“ALEX, Alex, WAKE UPPP.” I jolt awake, thinking it must be an earthquake or some sort of emergency. But no. It’s just ten virtual strangers who had climbed through the window of my residence and were now banging on my door and forcing me out of my much-needed sleep. In any other context, that would be illegal. But here at Stanford, this is apparently a necessary and fun custom for welcoming students into different communities on campus.
The first few seconds of the dreaded 6 a.m. rollouts can accurately be described, in my opinion, as hell on earth. Maybe the pain dulls slightly as you see the sun peaking through the palm trees, or as they distract you from your lack of sleep by feeding you doughnuts and coffee, or when those who are being rolled out leave and the noise eventually dies down. But even in the moments of sweet relief in which my eardrums are not being chastised with the torture of early morning yelling and door-beating, I still hear it incessantly replaying in my mind, over and over again.
Okay… so maybe I’m being slightly dramatic. As I embark on my fifth week as a Stanford frosh, I am now well accustomed to the rollouts. Despite their often unwelcome appearance, and the knowledge that they will probably never really stop, they, among other experiences, have taught me a lot about getting around on the Farm. I now often feel like something is missing when the first thing I hear in the morning isn’t that familiar chorus of voices mingled with loud knocking. Despite the initial suffering, rollouts have actually made me more flexible and willing to adjust to all that life at Stanford holds. I have taken them in my stride and learned to live and be content with the inevitability of my changing sleeping habits and morning routine.
Something perhaps slightly worse than being rolled out by the chamber orchestra or juggling club is being rolled out by paramedics in an ambulance after making that fateful decision to have just one more white claw at that K Sig party. This is maybe not the ideal way to get around campus, but what do I know, I’m just a freshman. Unless you have a spare $1800 just lying around ready to be used on a ride to the hospital, I would try to avoid this particular mode of transportation. And if you happen to be a deep sleeper who has had a bit too much to drink, instead of deciding to take a nap in the lounge a few feet away from your RF’s apartment, maybe think about making the trip up to your dorm room. Just a suggestion though.

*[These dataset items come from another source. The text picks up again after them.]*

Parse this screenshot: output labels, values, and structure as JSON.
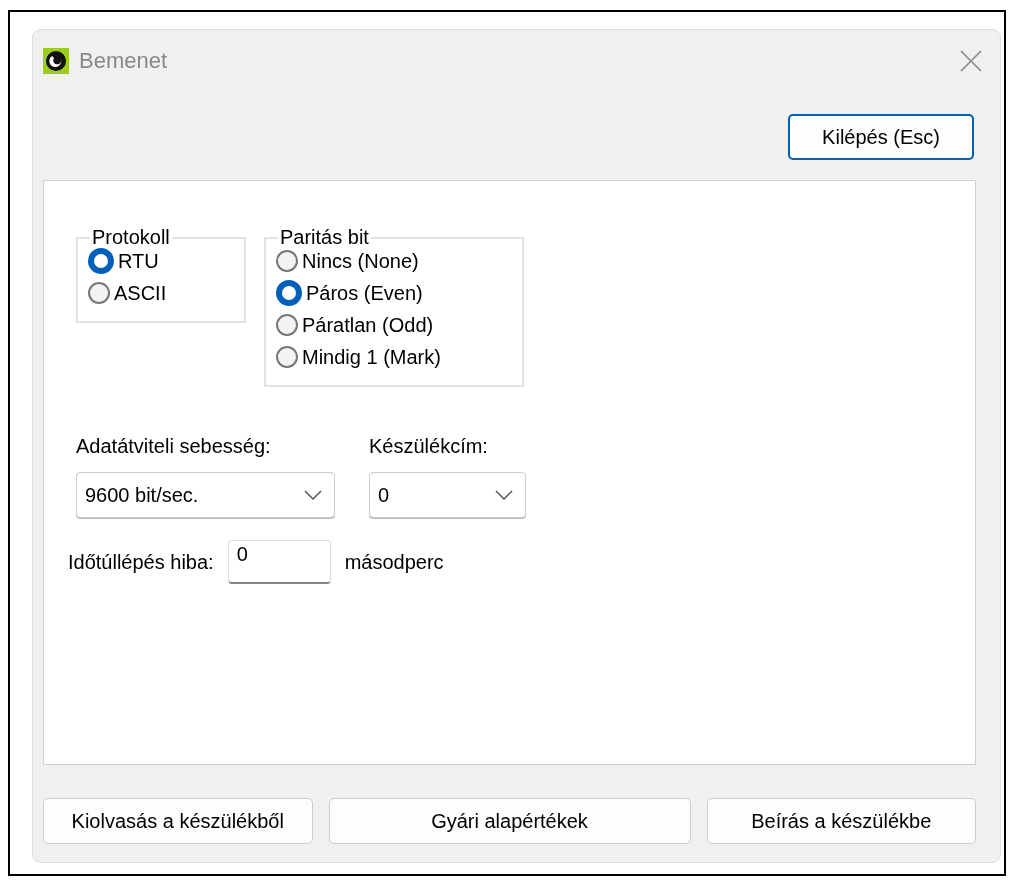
{
  "window": {
    "title": "Bemenet"
  },
  "exit_button": "Kilépés (Esc)",
  "protocol": {
    "title": "Protokoll",
    "options": [
      {
        "label": "RTU",
        "selected": true
      },
      {
        "label": "ASCII",
        "selected": false
      }
    ]
  },
  "parity": {
    "title": "Paritás bit",
    "options": [
      {
        "label": "Nincs (None)",
        "selected": false
      },
      {
        "label": "Páros (Even)",
        "selected": true
      },
      {
        "label": "Páratlan (Odd)",
        "selected": false
      },
      {
        "label": "Mindig 1 (Mark)",
        "selected": false
      }
    ]
  },
  "baud": {
    "label": "Adatátviteli sebesség:",
    "value": "9600 bit/sec."
  },
  "address": {
    "label": "Készülékcím:",
    "value": "0"
  },
  "timeout": {
    "label": "Időtúllépés hiba:",
    "value": "0",
    "unit": "másodperc"
  },
  "buttons": [
    "Kiolvasás a készülékből",
    "Gyári alapértékek",
    "Beírás a készülékbe"
  ]
}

And then we arrive at the topic of the simply delightful activity of biking on the Farm. “Biking,” I thought to myself before coming to Stanford, “how hard can that be? I’ve been doing it since I was seven.” Little did I know that biking around Stanford would be one of the most terrifying experiences of my life. I was so blissfully ignorant of the perils to come when I happily glided out from the campus bike shop towards Stern, only to see my life flash before my eyes as a maniac on an electric scooter cut me off. Later that week at around 10 p.m., I had no idea where I was going when I was biking to an audition. So I pulled up the directions on Tree Maps, and just as I had started getting the hang of this whole biking-while-looking-at-my-phone thing, I toppled into a bush on the side of the road. At this point, I was scratched up, frazzled and 40 minutes late for the audition, but somehow, something told me I had to still go. I owed it to myself.
So I guess what I’m trying to say is that if biking is your chosen method of transportation, do not use Tree Maps at the same time unless you have a lot of experience — something that I was lacking. And another thing: no matter how cool you think other people look, do not try and bike with no hands until you’re really sure you can do it. Believe me.
I got into that group that I auditioned for, and I love it, after being so close to giving up and turning around. Moral of the story: don’t give up. Even if it’s pitch black, you have no bike light, you’ve already fallen and cried twice and you feel like the entire world is against you, you’ve gone through too much in the journey not to get to the destination. At the end of the day, I am literally only four weeks in, but in the month that I’ve been here, I already feel like I’ve grown so much, and I am constantly adapting so as to view my failures not as a negative, but instead as opportunities for growth. I still have a lot to learn about getting around on the Farm, but I’m finding my own way, slowly but surely. We’ve all got this, and we’re getting around just fine.